Une meilleure rentabilité unitaire fait exploser le coût global de l’IA sans pour autant garantir une valeur proportionnelle et prévisible
L’IA agentique ne bénéficiera pas d’économies d’échelle, prévient Gartner. Le coût de l’inférence en IA varie considérablement selon le modèle et le niveau de réflexion et de planification requis par les systèmes d’IA agentique. C’est l’« Inference Paradox ».
La baisse du prix des tokens ne suffira pas. Elle pourrait ne pas compenser la hausse des coûts d’inférence, à mesure que les flux de travail des agents se complexifient. Gartner prévoit que les coûts d’inférence de l’IA par flux de travail d’un agent seront multipliés par plus de cinq d’ici 2028, malgré l’amélioration continue des coûts sous-jacents à l’exécution des modèles d’IA.
Le cabinet a publié en début de semaine une nouvelle étude démontrant que la baisse du coût des jetons favorise l’utilisation de modèles plus performants… qui consomment davantage de tokens et font grimper les coûts d’inférence totaux !
A entendre William Sommer, Quantitative Modeling and Economic Forecasting Expert, Gartner, « chaque nouvelle génération de capacités d’IA nécessitera davantage de jetons, souvent plus chers. » Et d’estimer qu’aucun modèle unique, fiable et économique n’est en vue. « Développer des produits d’IA compétitifs exigera la mise en place et la maintenance d’écosystèmes multimodaux complexes. »
Des charges de travail toujours plus sophistiquées
Il faut comprendre que les agents d’IA vont bien au-delà des simples interactions de type question-réponse, rappelle Gartner. Ils raisonnent de manière itérative sur les tâches, font appel à des outils, évaluent les résultats et décident des prochaines étapes. Ce qui va, inévitablement, coûter plus cher qu’une interaction avec un chatbot classique. Et pour cause : chaque étape de raisonnement et chaque appel d’outil supplémentaires augmentent la puissance de calcul nécessaire à l’exécution de la tâche. Gartner parle d’« Inference Paradox ».

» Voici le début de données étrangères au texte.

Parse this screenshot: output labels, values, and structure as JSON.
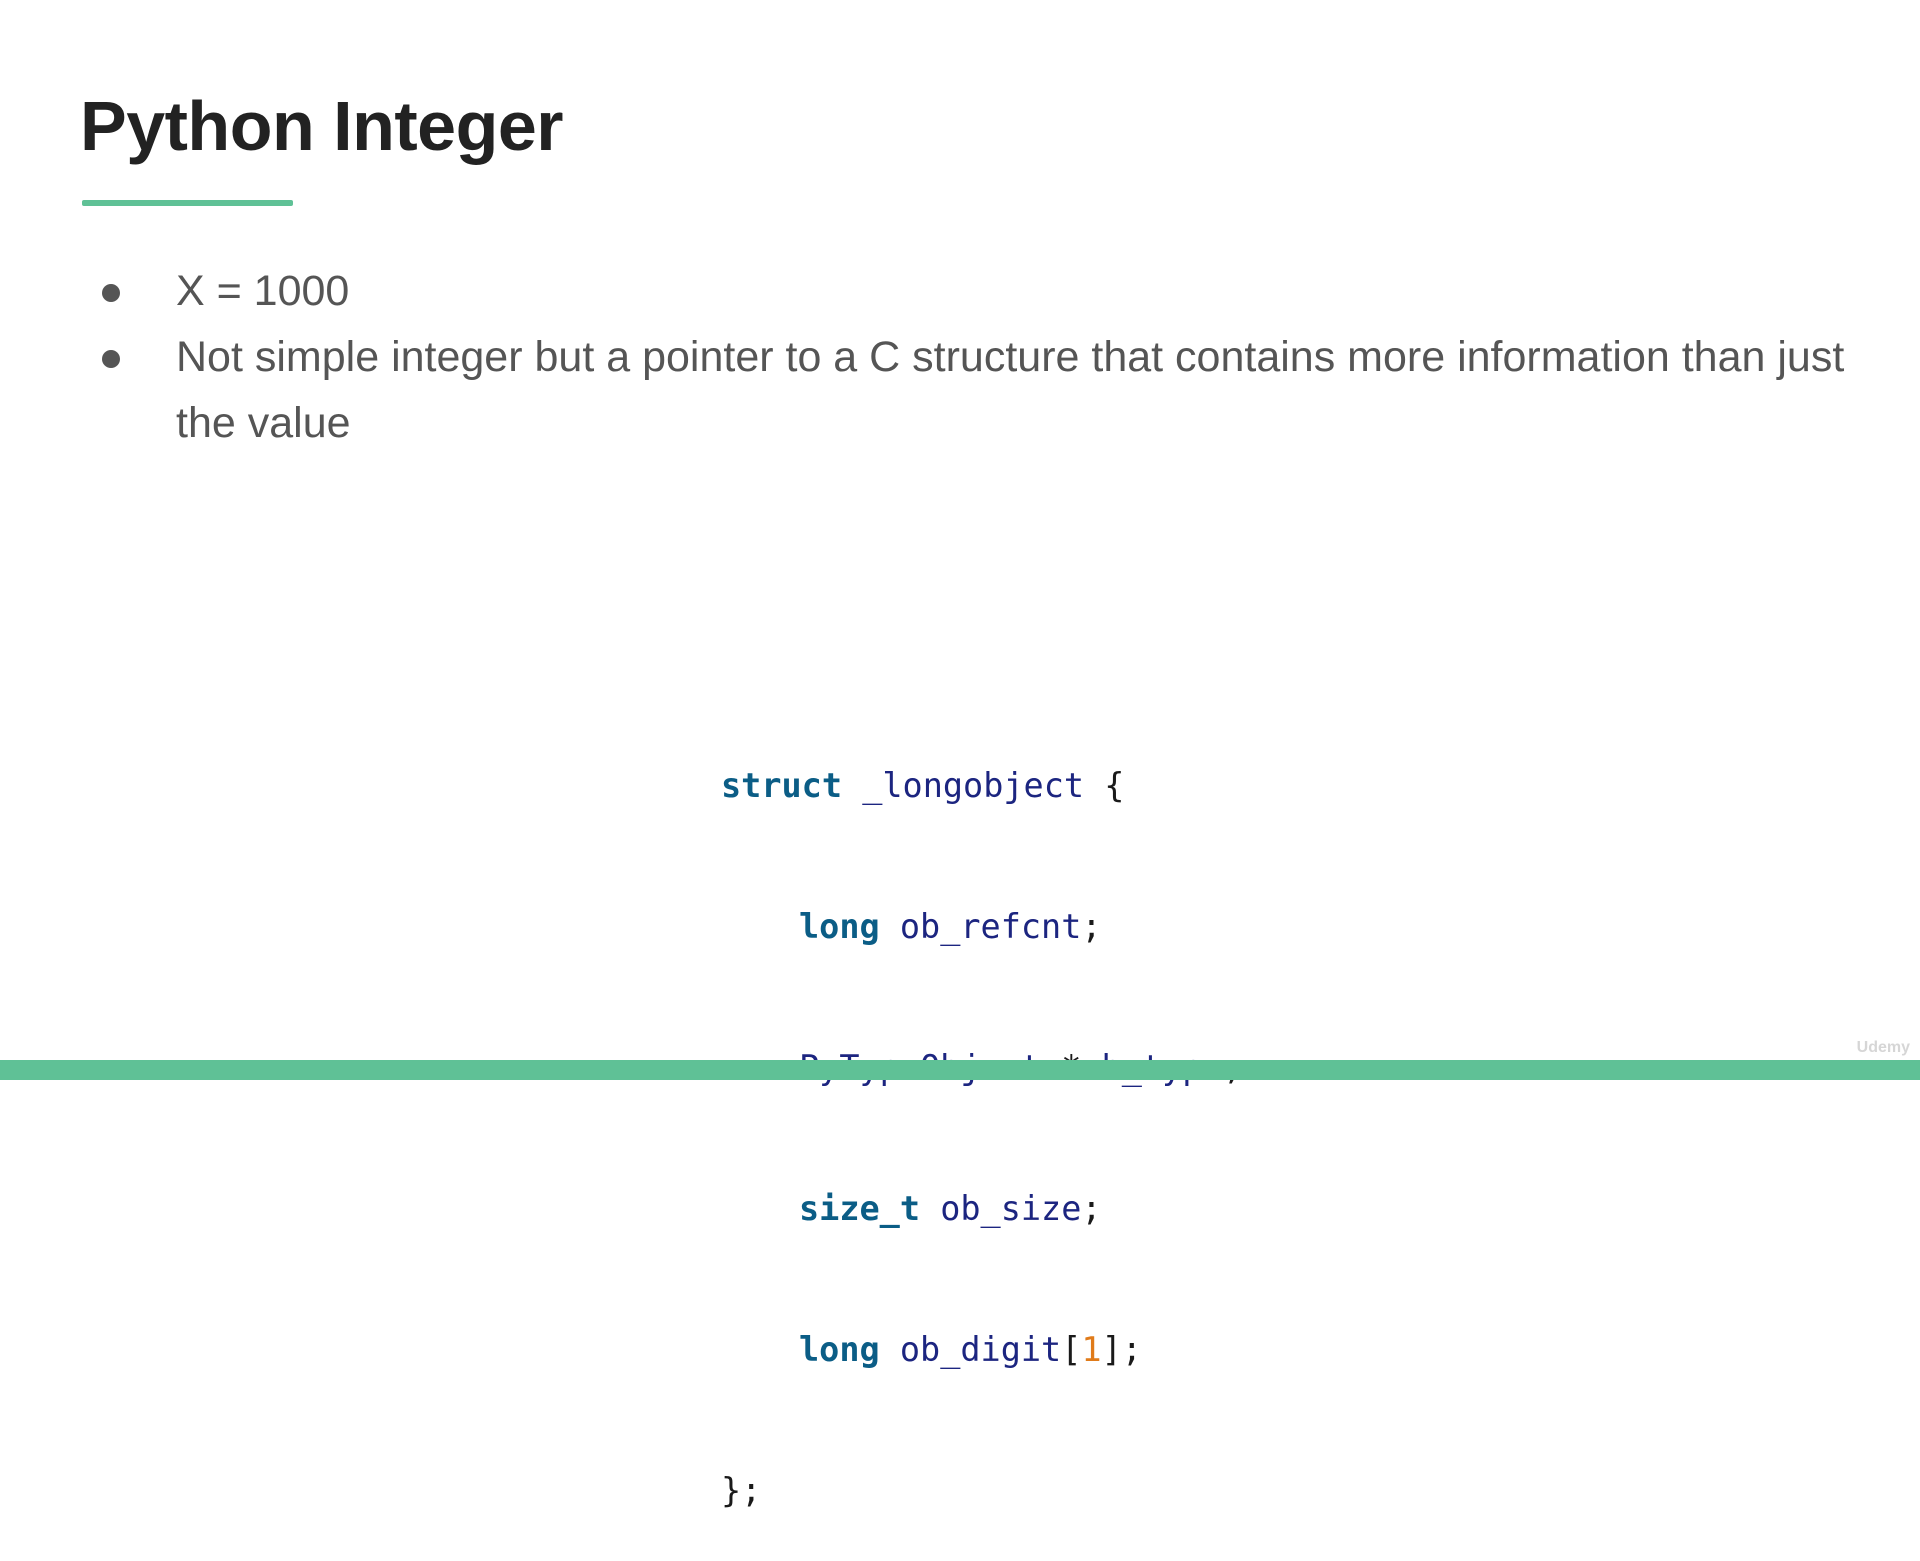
{
  "slide": {
    "title": "Python Integer"
  },
  "bullets": [
    {
      "text": "X = 1000"
    },
    {
      "text": "Not simple integer but a pointer to a C structure that contains more information than just the value"
    }
  ],
  "code": {
    "line1": {
      "keyword": "struct",
      "name": "_longobject",
      "brace": "{"
    },
    "line2": {
      "type": "long",
      "field": "ob_refcnt",
      "end": ";"
    },
    "line3": {
      "type": "PyTypeObject",
      "star": "*",
      "field": "ob_type",
      "end": ";"
    },
    "line4": {
      "type": "size_t",
      "field": "ob_size",
      "end": ";"
    },
    "line5": {
      "type": "long",
      "field": "ob_digit",
      "open": "[",
      "index": "1",
      "close": "];"
    },
    "line6": {
      "close": "};"
    }
  },
  "watermark": "Udemy",
  "colors": {
    "accent": "#5fc196",
    "title": "#222222",
    "body_text": "#555555",
    "code_keyword": "#0b5d86",
    "code_identifier": "#1c2580",
    "code_number": "#e07b1a"
  }
}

Si le cabinet anticipe des améliorations dans les semi-conducteurs, l’infrastructure, la conception des modèles et l’utilisation des puces pour expliquer ces réductions, et si ces gains d’efficacité peuvent réduire le coût des tokens individuels, la prévision actuelle suggère que des charges de travail d’IA toujours plus sophistiquées pourraient absorber une grande partie de ces économies.

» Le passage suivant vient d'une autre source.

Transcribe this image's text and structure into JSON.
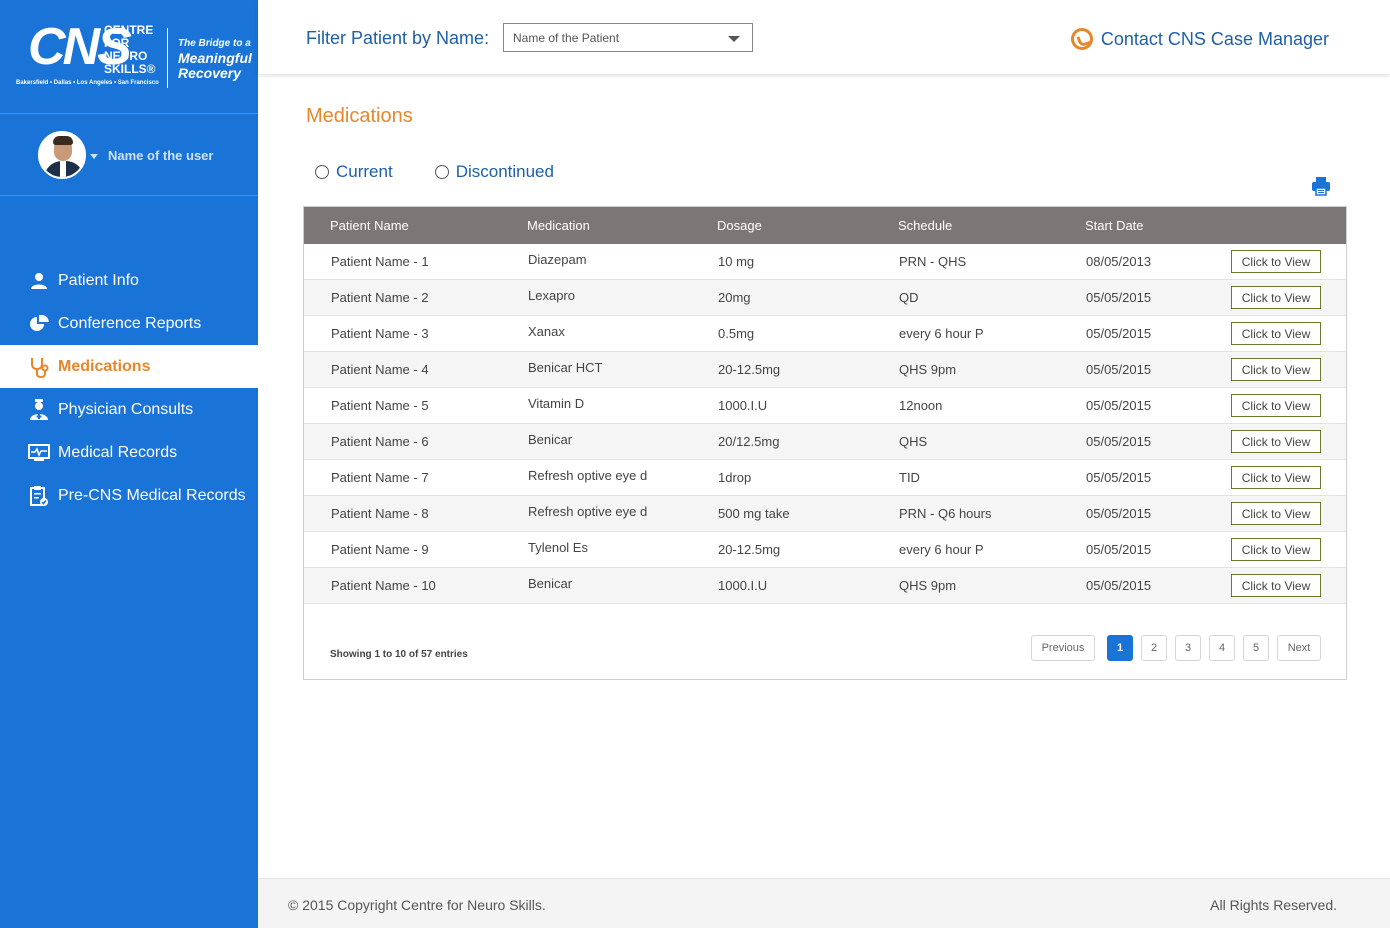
{
  "brand": {
    "logo_main": "CNS",
    "logo_sub": "CENTRE FOR NEURO SKILLS®",
    "cities": "Bakersfield • Dallas • Los Angeles • San Francisco",
    "tagline_top": "The Bridge to a",
    "tagline": "Meaningful Recovery"
  },
  "user": {
    "name": "Name of the user"
  },
  "nav": [
    {
      "label": "Patient Info",
      "icon": "person-icon",
      "active": false
    },
    {
      "label": "Conference Reports",
      "icon": "pie-chart-icon",
      "active": false
    },
    {
      "label": "Medications",
      "icon": "stethoscope-icon",
      "active": true
    },
    {
      "label": "Physician Consults",
      "icon": "doctor-icon",
      "active": false
    },
    {
      "label": "Medical Records",
      "icon": "monitor-icon",
      "active": false
    },
    {
      "label": "Pre-CNS Medical Records",
      "icon": "clipboard-icon",
      "active": false
    }
  ],
  "header": {
    "filter_label": "Filter Patient by Name:",
    "filter_placeholder": "Name of the Patient",
    "contact": "Contact CNS Case Manager"
  },
  "page": {
    "title": "Medications",
    "radios": [
      "Current",
      "Discontinued"
    ]
  },
  "table": {
    "columns": [
      "Patient Name",
      "Medication",
      "Dosage",
      "Schedule",
      "Start Date"
    ],
    "action_label": "Click to View",
    "rows": [
      [
        "Patient Name - 1",
        "Diazepam",
        "10 mg",
        "PRN - QHS",
        "08/05/2013"
      ],
      [
        "Patient Name - 2",
        "Lexapro",
        "20mg",
        "QD",
        "05/05/2015"
      ],
      [
        "Patient Name - 3",
        "Xanax",
        "0.5mg",
        "every 6 hour P",
        "05/05/2015"
      ],
      [
        "Patient Name - 4",
        "Benicar HCT",
        "20-12.5mg",
        "QHS 9pm",
        "05/05/2015"
      ],
      [
        "Patient Name - 5",
        "Vitamin D",
        "1000.I.U",
        "12noon",
        "05/05/2015"
      ],
      [
        "Patient Name - 6",
        "Benicar",
        "20/12.5mg",
        "QHS",
        "05/05/2015"
      ],
      [
        "Patient Name - 7",
        "Refresh optive eye d",
        "1drop",
        "TID",
        "05/05/2015"
      ],
      [
        "Patient Name - 8",
        "Refresh optive eye d",
        "500 mg take",
        "PRN - Q6 hours",
        "05/05/2015"
      ],
      [
        "Patient Name - 9",
        "Tylenol Es",
        "20-12.5mg",
        "every 6 hour P",
        "05/05/2015"
      ],
      [
        "Patient Name - 10",
        "Benicar",
        "1000.I.U",
        "QHS 9pm",
        "05/05/2015"
      ]
    ],
    "info": "Showing 1 to 10 of 57 entries",
    "pager": {
      "prev": "Previous",
      "pages": [
        "1",
        "2",
        "3",
        "4",
        "5"
      ],
      "current": "1",
      "next": "Next"
    }
  },
  "footer": {
    "copyright": "© 2015 Copyright Centre for Neuro Skills.",
    "rights": "All Rights Reserved."
  },
  "colors": {
    "brand_blue": "#1a73d6",
    "accent_orange": "#e8872a",
    "link_blue": "#1e5fa8",
    "table_header": "#7c7777"
  }
}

Maîtriser les coûts, absolument
Pour maîtriser les coûts, William Sommer recommande des approches d’optimisation telles que la hiérarchisation des inférences, qui consiste à acheminer les différentes parties d’un flux de travail vers des modèles en fonction de leurs capacités requises. « Les tâches les plus simples sont confiées à des modèles plus petits et moins coûteux, tandis que les tâches plus complexes sont réservées aux modèles plus onéreux. »
Ce type de maîtrise des coûts aura un impact sur le retour sur investissement, car les agents de raisonnement devront générer des rendements exponentiellement supérieurs à ceux des modèles de base, ce qui rehaussera les exigences pour les charges de travail capables de justifier les dépenses supplémentaires.